Ulteriori segnali di rallentamento del rincaro sul fronte aziendale: in settembre i prezzi alla produzione e all'importazione sono scesi dello 0,2% rispetto ad agosto.

(Keystone-ATS) Su base annua si regista una flessione dell’1,8%, ciò che costituisce il 29esimo arretramento consecutivo, emerge dalle informazioni diffuse stamani dall’Ufficio federale di statistica (UST).

Nel dettaglio, per quanto riguarda il dato sui soli prezzi alla produzione – che mostra l’evoluzione relativa ai prodotti indigeni – si è assistito rispettivamente a una stabilità mensile e a una contrazione dell’1,4% rispetto allo stesso mese del 2024. Nel confronto con agosto è diventata più a buon mercato soprattutto la carne suina, mentre è aumentato il costo del latte.

Il secondo sottoindice, quello dei prezzi all’importazione, presenta un’evoluzione più netta: risulta in lieve flessione il dato mensile (-0,5%) ed è in forte diminuzione quello annuo (-2,7%). Si è dovuto pagare di più – nel paragone mensile – per il caffè e i computer portatili; prezzi in contrazione sono stati osservati invece per il petrolio, il gas, gli autoveicoli e i preparati farmaceutici.

L’indice dei prezzi alla produzione e all’importazione è un indicatore congiunturale che riflette l’andamento dell’offerta e della domanda sui mercati dei beni, spiegava tempo fa l’UST. Il dato è considerato un parametro importante per capire lo sviluppo dei prezzi al consumo (cioè l’inflazione), poiché i costi di produzione sono normalmente trasferiti sui prodotti finali. Tuttavia mostra oscillazioni significativamente più marcate ed è molto più volatile a causa della forte dipendenza dalle materie prime.

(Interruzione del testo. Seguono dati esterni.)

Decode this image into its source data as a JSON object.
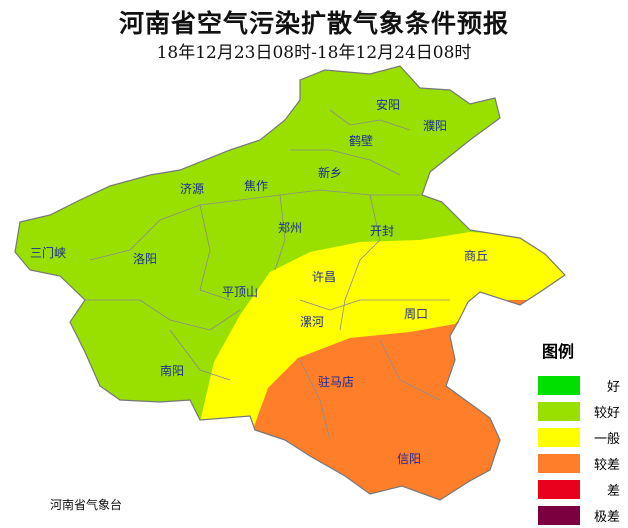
{
  "title": "河南省空气污染扩散气象条件预报",
  "subtitle": "18年12月23日08时-18年12月24日08时",
  "cities": [
    "安阳",
    "濮阳",
    "鹤壁",
    "新乡",
    "济源",
    "焦作",
    "郑州",
    "开封",
    "三门峡",
    "洛阳",
    "商丘",
    "许昌",
    "平顶山",
    "漯河",
    "周口",
    "南阳",
    "驻马店",
    "信阳"
  ],
  "legend": {
    "title": "图例",
    "items": [
      {
        "label": "好",
        "color": "#00e000"
      },
      {
        "label": "较好",
        "color": "#99e000"
      },
      {
        "label": "一般",
        "color": "#ffff00"
      },
      {
        "label": "较差",
        "color": "#ff7e2a"
      },
      {
        "label": "差",
        "color": "#e8001c"
      },
      {
        "label": "极差",
        "color": "#7a0040"
      }
    ]
  },
  "source": "河南省气象台"
}
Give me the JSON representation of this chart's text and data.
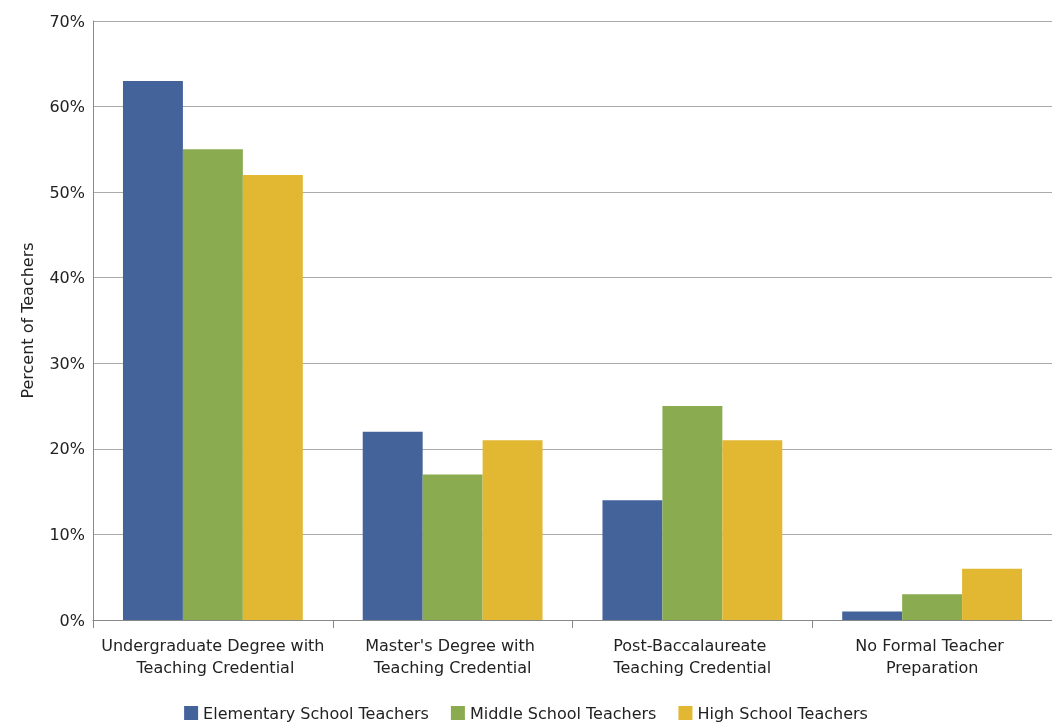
{
  "chart_data": {
    "type": "bar",
    "ylabel": "Percent of Teachers",
    "categories": [
      "Undergraduate Degree with Teaching Credential",
      "Master's Degree with Teaching Credential",
      "Post-Baccalaureate Teaching Credential",
      "No Formal Teacher Preparation"
    ],
    "series": [
      {
        "name": "Elementary School Teachers",
        "color": "#44639b",
        "values": [
          63,
          22,
          14,
          1
        ]
      },
      {
        "name": "Middle School Teachers",
        "color": "#8aab4f",
        "values": [
          55,
          17,
          25,
          3
        ]
      },
      {
        "name": "High School Teachers",
        "color": "#e2b732",
        "values": [
          52,
          21,
          21,
          6
        ]
      }
    ],
    "ylim": [
      0,
      70
    ],
    "yticks": [
      {
        "value": 0,
        "label": "0%"
      },
      {
        "value": 10,
        "label": "10%"
      },
      {
        "value": 20,
        "label": "20%"
      },
      {
        "value": 30,
        "label": "30%"
      },
      {
        "value": 40,
        "label": "40%"
      },
      {
        "value": 50,
        "label": "50%"
      },
      {
        "value": 60,
        "label": "60%"
      },
      {
        "value": 70,
        "label": "70%"
      }
    ],
    "grid": "y",
    "legend": "bottom"
  }
}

Come si ricorderà in Svizzera l’inflazione è rimasta stabile in settembre allo 0,2%, cioè lo stesso livello registrato in agosto e in luglio. Si tratta di un dato in linea con l’obiettivo di stabilità dei prezzi della Banca nazionale svizzera (BNS), che l’istituto identifica in un incremento annuo inferiore al 2%.

I vari attori economici che pubblicano previsioni sul tema (a titolo d’esempio Seco, Ocse, KOF, Economiesuisse, UBS, Fondo monetario internazionale e altri ancora) pronosticano che nel 2025 il rincaro si attesterà a valori compresi fra lo 0,1% e lo 0,3%; per quanto riguarda il 2026 le stime si muovono in una fascia fra lo 0,3% e lo 0,8%. L’inflazione aveva raggiunto nel 2022 un picco del 2,8%, salendo ai massimi da 30 anni, ed era poi calata al 2,1% nel 2023 e all’1,1% nel 2024.